SystolicArrayGeneration
Transform a wave front algorithm that works over a 2-dimensional array into a one-dimensional hardware structure with feedback at every stage in order to increase throughput while reducing hardware.
Note: This optimization is only available for systems and cannot be combined with other optimizations.
Example:

Explanation:
SystolicArrayGeneration takes a wave front algorithm operating on a two-dimensional array and converts it to hardware consisting of a single dimensional array of elements that feed back to each other. The original C code must be in the form of a doubly nested for loop that calculates the value of a two-dimensional array based upon some function of the previous elements of that array.
This will greatly reduce the hardware as well as increasing the throughput for this system.
How To Call:
Your C code must be of the form described in the explanation. Then place a C label on the outer loop of the system which you can name whatever you like. Next, on the high-level optimizations page, add SystolicArrayGeneration to the selected flags list. Then for the argument at the bottom of the page, put the label that is in the C code next to the outer loop of the system.
No other high-level optimizations can be used with this optimizations.
TemporalCommonSubExpressionElimination (TCSE)
Detect and remove common code across loop iterations to reduce the size of the generated code, requiring initial values for each piece of hardware eliminated.
Note: This optimization is only available for systems.
Example:

Explanation:
Temporal common sub-expression elimination analyzes loops and detects common code across loop iterations.

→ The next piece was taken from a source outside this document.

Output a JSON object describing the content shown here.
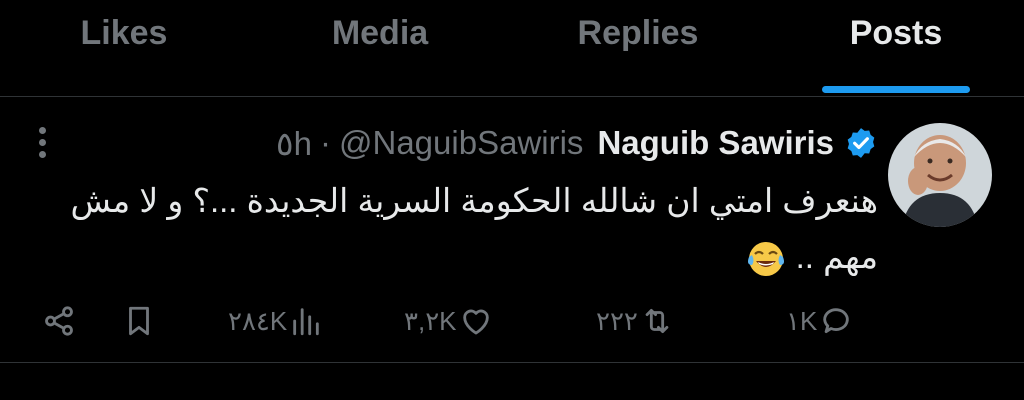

For example, if the same value is calculated in loop iteration 1 and loop iteration 2, this will be detected. When generating hardware, TCSE will take advantage of this fact and create feedback variables that eliminate redundant computations reducing the hardware size. Every piece of hardware that is eliminated will require initial values on startup.
How To Call:
To call TCSE, simply add TemporalCommonSubExpressionElimination to the selected flags list and it is ready to run. No labels or arguments are necessary.